Based on recent estimates, GSWs are the third leading cause of SCI in the United States, and are the second leading cause in patients 16 to 30 years old (SCIMS 2022 Annual Report, National Spinal Cord Injury Statistical Center). Of these, approximately one-third are located in the cervical spine (9). GSWs present a unique clinical problem in the context of neurologic dysfunction as they often result in injuries to multiple systems based on the path of the projectile. Additionally, the projectile is surrounded by a variable zone of blast injury which can lead to a heterogenous injury pattern (10). Due to these factors, GSW resulting in SCI represents a heterogeneous group of patients with a combination of central and peripheral nervous system dysfunction.
Because respiratory function localizes to the cervical spinal roots C3, C4, and C5, from which the phrenic nerve arises, about 75% of high cervical GSW lead to chronic MV-dependence (11). MV carries with it known long-term sequelae, including reduced quality of life, increased cost of healthcare, and a lifelong risk of ventilator-associated events including pneumonia and other infections of the upper and lower airway, barotrauma, and premature death (12, 6). Therefore, any benefit that can be gained from liberalizing SCI patients from MV may have a significant impact on modifying the trajectory of illness in SCI both in the short and long term.
The largest study to date assessing DP for SCI of any etiology is a retrospective study by Onders et al. in which 92 patients’ outcomes were reviewed (6). A primary endpoint to assess the effectiveness of DP implantation post-GSW is the ability to breathe without the assistance of MV for at least 4 continuous hours per day. The authors found that patients achieving 4 continuous hours without the assistance of MV predicted MV-independence for 24 hours per day with high specificity, which is the impetus for this time point. In the most recent prospective study on surgical management to achieve MV independence conducted by Kaufman et al., the group looked at DP implantation alone and with either phrenic nerve reconstruction or diaphragm muscle replacement–this group found that 80% of patients achieved partial or complete weaning from MV, with 40% achieving complete MV independence (13). All 6 patients in our retrospective study who achieved 4 hours per day of continuous DP use were also able to achieve 24 hours per day of continuous DP use, thus liberating them from MV.
Additionally in our study, the subgroups were roughly balanced with regard to having DP implantation completed during the same hospitalization as their GSW-induced SCI versus having a delayed implantation of DP following discharge from the hospital to a rehabilitation center. Unfortunately, a subgroup analysis is not possible given the small sizes of our groups, however our data does suggest that DP can successfully liberate patients from MV if placed in an immediate or delayed fashion. If the institution can offer this treatment, it seems to be a low-risk option to implant the device early and attempt to liberate the patient from MV early. However, even if the index injury is cared for at an institution that does not offer DP implantation, patients can be referred in a delayed fashion to receive DP implantation as an attempt to reduce chronic MV dependence.

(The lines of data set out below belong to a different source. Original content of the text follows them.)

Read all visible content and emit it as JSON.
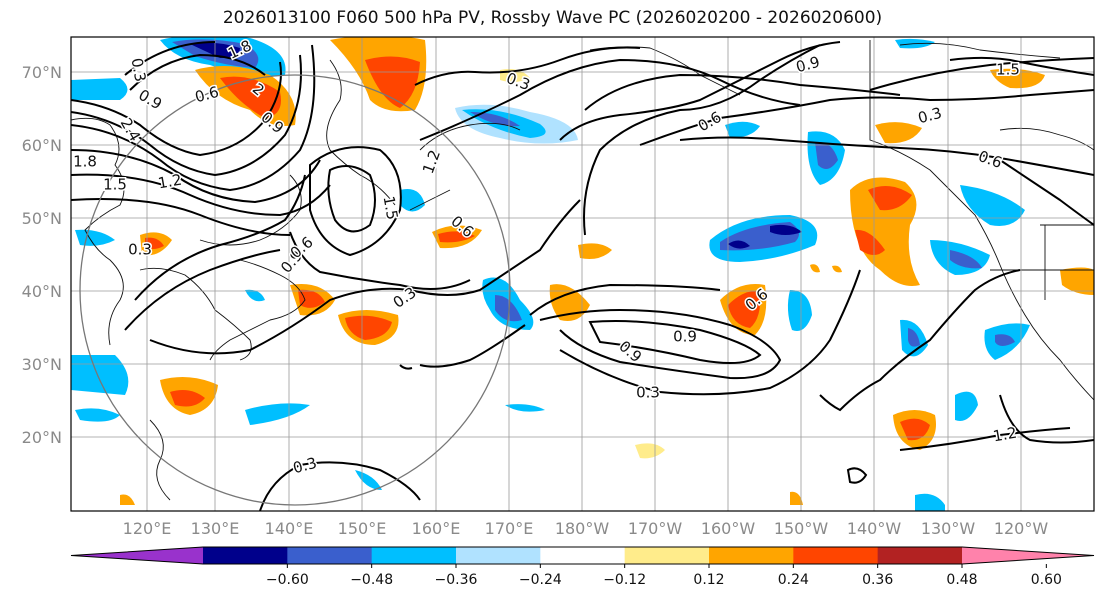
{
  "title": "2026013100 F060 500 hPa PV, Rossby Wave PC (2026020200 - 2026020600)",
  "lat_labels": [
    "70°N",
    "60°N",
    "50°N",
    "40°N",
    "30°N",
    "20°N"
  ],
  "lon_labels": [
    "120°E",
    "130°E",
    "140°E",
    "150°E",
    "160°E",
    "170°E",
    "180°W",
    "170°W",
    "160°W",
    "150°W",
    "140°W",
    "130°W",
    "120°W"
  ],
  "colorbar": {
    "ticks": [
      "−0.60",
      "−0.48",
      "−0.36",
      "−0.24",
      "−0.12",
      "0.12",
      "0.24",
      "0.36",
      "0.48",
      "0.60"
    ],
    "colors": [
      "#9932cc",
      "#00008b",
      "#3a5fcd",
      "#00bfff",
      "#b0e2ff",
      "#ffffff",
      "#ffec8b",
      "#ffa500",
      "#ff4500",
      "#b22222",
      "#ff82ab"
    ]
  },
  "contour_labels": [
    "1.8",
    "0.3",
    "0.9",
    "2.4",
    "1.8",
    "1.5",
    "1.2",
    "0.6",
    "2",
    "0.9",
    "1.5",
    "1.2",
    "0.9",
    "0.6",
    "0.3",
    "0.6",
    "0.3",
    "0.6",
    "0.9",
    "1.5",
    "0.9",
    "0.6",
    "0.9",
    "1.2",
    "0.3",
    "0.6",
    "0.3",
    "0.3",
    "0.3"
  ]
}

With regard to the level of injury, prior work has demonstrated that the level of injury in all types of cervical SCI is a factor correlated with independence from MV, specifically differentiating between the C3 and C4 levels (14). Our study did not find a difference between these two populations, which is likely more attributable to our study being underpowered. However, there may be a different injury pattern in GSW to the spinal cord rather than traumatic injuries where the zone of injury far exceeds the level of injury. One important takeaway from our study regardless of this, is that even in cases where the anterior horns of the phrenic nerve are presumed to be disrupted secondary to the GSW (all cases in our study had GSW affecting C3-5), successful DP and MV freedom can still be accomplished in these patients. Importantly, patients with high cervical SCI are frequently considered for early tracheostomy to reduce outcomes related to MV in patient highly likely to be MV dependent (15). Similarly, DP after high cervical SCI should also be a consideration as the majority of patients with high SCI are ultimately likely to need some form of MV (16).
This study is bound by the limitations of a small, retrospective cohort and lack of a comparison cohort with regard to drawing larger conclusions about the efficacy and safety of DP implantation. Additionally, our study saw substantial missingness of data likely related to difficulty in following up on patients who came to our hospital system solely for their DP placement (and then returned home afterward). However, the results overall support that DP is a reasonable option to consider for GSW-induced high cervical SCI patients to attempt to achieve MV independence, whether considered during index hospitalization in an acute fashion or in a delayed fashion on follow-up. Further work is needed to make providers caring for these patients aware of the possible options available that may lead to the successful liberation of MV.